Every investment carries risk. Smart due diligence can mitigate it. An appetite for it leads to higher potential yields. Diversification ensures it doesn't sap your entire nest egg.

But one risk is unacceptable: Gambling with investor protection.

Investor protection is the most important part of a crowdfunded real estate investment transaction. Both real estate investors and crowdfunding platforms must take steps to maximize it.

RealtyMogul.com believes there are three aspects of investor protection any crowdfunded deal needs. Make sure they're a top priority for you—and for the platform you use.

1. A Well-Capitalized Platform

Not all risks in crowdfunded real estate are investment-specific. The industry is new; investors must select the right platform with which to invest.
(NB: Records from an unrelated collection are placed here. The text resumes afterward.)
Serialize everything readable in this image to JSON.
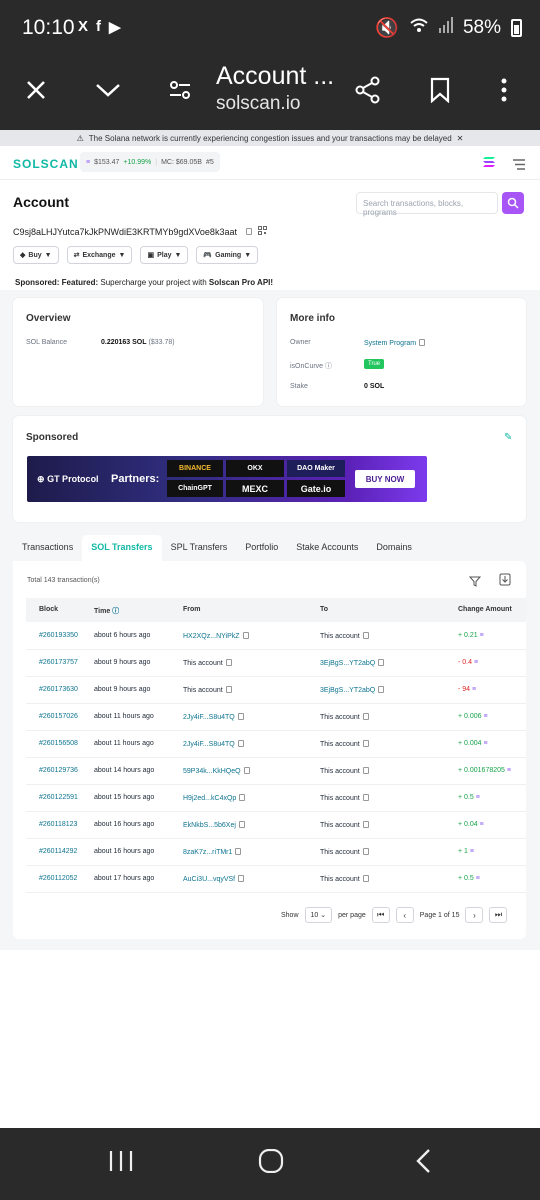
{
  "status": {
    "time": "10:10",
    "battery": "58%",
    "app_icons": [
      "X",
      "f",
      "▶"
    ]
  },
  "browser": {
    "page_title": "Account ...",
    "domain": "solscan.io"
  },
  "banner": {
    "text": "The Solana network is currently experiencing congestion issues and your transactions may be delayed"
  },
  "header": {
    "logo": "SOLSCAN",
    "price": "$153.47",
    "change": "+10.99%",
    "mcap": "MC: $69.05B",
    "rank": "#5"
  },
  "account": {
    "title": "Account",
    "address": "C9sj8aLHJYutca7kJkPNWdiE3KRTMYb9gdXVoe8k3aat",
    "search_placeholder": "Search transactions, blocks, programs",
    "actions": [
      "Buy",
      "Exchange",
      "Play",
      "Gaming"
    ],
    "sponsored_prefix": "Sponsored: Featured:",
    "sponsored_text": "Supercharge your project with",
    "sponsored_link": "Solscan Pro API!"
  },
  "overview": {
    "title": "Overview",
    "balance_label": "SOL Balance",
    "balance_value": "0.220163 SOL",
    "balance_usd": "($33.78)"
  },
  "more_info": {
    "title": "More info",
    "owner_label": "Owner",
    "owner_value": "System Program",
    "curve_label": "isOnCurve",
    "curve_value": "True",
    "stake_label": "Stake",
    "stake_value": "0 SOL"
  },
  "sponsored": {
    "title": "Sponsored",
    "ad_brand": "GT Protocol",
    "ad_partners": "Partners:",
    "ad_cta": "BUY NOW",
    "ad_logos": [
      "BINANCE",
      "OKX",
      "DAO Maker",
      "ChainGPT",
      "MEXC",
      "Gate.io"
    ]
  },
  "tabs": [
    "Transactions",
    "SOL Transfers",
    "SPL Transfers",
    "Portfolio",
    "Stake Accounts",
    "Domains"
  ],
  "table": {
    "total": "Total 143 transaction(s)",
    "headers": [
      "Block",
      "Time",
      "From",
      "To",
      "Change Amount"
    ],
    "rows": [
      {
        "block": "#260193350",
        "time": "about 6 hours ago",
        "from": "HX2XQz...NYiPkZ",
        "to": "This account",
        "amount": "+ 0.21",
        "dir": "in"
      },
      {
        "block": "#260173757",
        "time": "about 9 hours ago",
        "from": "This account",
        "to": "3EjBgS...YT2abQ",
        "amount": "- 0.4",
        "dir": "out"
      },
      {
        "block": "#260173630",
        "time": "about 9 hours ago",
        "from": "This account",
        "to": "3EjBgS...YT2abQ",
        "amount": "- 94",
        "dir": "out"
      },
      {
        "block": "#260157026",
        "time": "about 11 hours ago",
        "from": "2Jy4iF...S8u4TQ",
        "to": "This account",
        "amount": "+ 0.006",
        "dir": "in"
      },
      {
        "block": "#260156508",
        "time": "about 11 hours ago",
        "from": "2Jy4iF...S8u4TQ",
        "to": "This account",
        "amount": "+ 0.004",
        "dir": "in"
      },
      {
        "block": "#260129736",
        "time": "about 14 hours ago",
        "from": "59P34k...KkHQeQ",
        "to": "This account",
        "amount": "+ 0.001678205",
        "dir": "in"
      },
      {
        "block": "#260122591",
        "time": "about 15 hours ago",
        "from": "H9j2ed...kC4xQp",
        "to": "This account",
        "amount": "+ 0.5",
        "dir": "in"
      },
      {
        "block": "#260118123",
        "time": "about 16 hours ago",
        "from": "EkNkbS...5b6Xej",
        "to": "This account",
        "amount": "+ 0.04",
        "dir": "in"
      },
      {
        "block": "#260114292",
        "time": "about 16 hours ago",
        "from": "8zaK7z...riTMr1",
        "to": "This account",
        "amount": "+ 1",
        "dir": "in"
      },
      {
        "block": "#260112052",
        "time": "about 17 hours ago",
        "from": "AuCi3U...vqyVSf",
        "to": "This account",
        "amount": "+ 0.5",
        "dir": "in"
      }
    ]
  },
  "pager": {
    "show_label": "Show",
    "per_page_value": "10",
    "per_page_label": "per page",
    "page_text": "Page 1 of 15"
  },
  "colors": {
    "accent": "#10b9a5",
    "link": "#0e7490",
    "positive": "#16a34a",
    "negative": "#dc2626",
    "search": "#a855f7"
  }
}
“What happens to your investment if the crowdfunding platform goes out of business?” Realty Mogul CTO and co-founder Justin Hughes says. “There are many young platforms out there, and it would be wise to look at how well-capitalized the platform is.”

Real estate investment crowdfunding platforms should maintain strong cash positions to maximize investor protection.

2. Understanding That Real Estate Investments Are Illiquid

Real estate investors are better protected when they understand that real estate investments are illiquid. These investments have no secondary market. Once invested, investors receive capital based on the deal's terms. They cannot remove it at will.

“If you anticipate a short-term need for your capital, you may not want to get it locked up in a crowdfunding investment,” Justin says.

Your platform should make this clear, too.

3. Deal Flow and Operator Quality

Protection also comes in the form of high-quality deal flow and operators. Crowdfunding investors can't vet deals in person. They rely on smart curation and rigorous due diligence from the platform.

Look for one that has the talent and technology to curate deal flow. The platform's underwriting criteria should be stringent. For instance, Realty Mogul offers pre-vetted deals with comprehensive information and operator question-and-answer sessions.

Then, make sure your platform performs due diligence on the following operator factors:

Vet experience and track record. Examine past and present portfolio and financial results. Conduct background and criminal checks.
Investigate general investment approach. What investment style and asset preferences does the operator have? Do these preferences align with your own?
Fee structure. Fees add up and impact investor returns. A platform like Realty Mogul vets fees to ensure investors receive the best price.
References. What do people think who have worked with them in the past?

Protection starts with the research investors perform on crowdfunding investments that interest them. But the platform's quality also plays a significant role. Examine both in your quest for greater investor protection.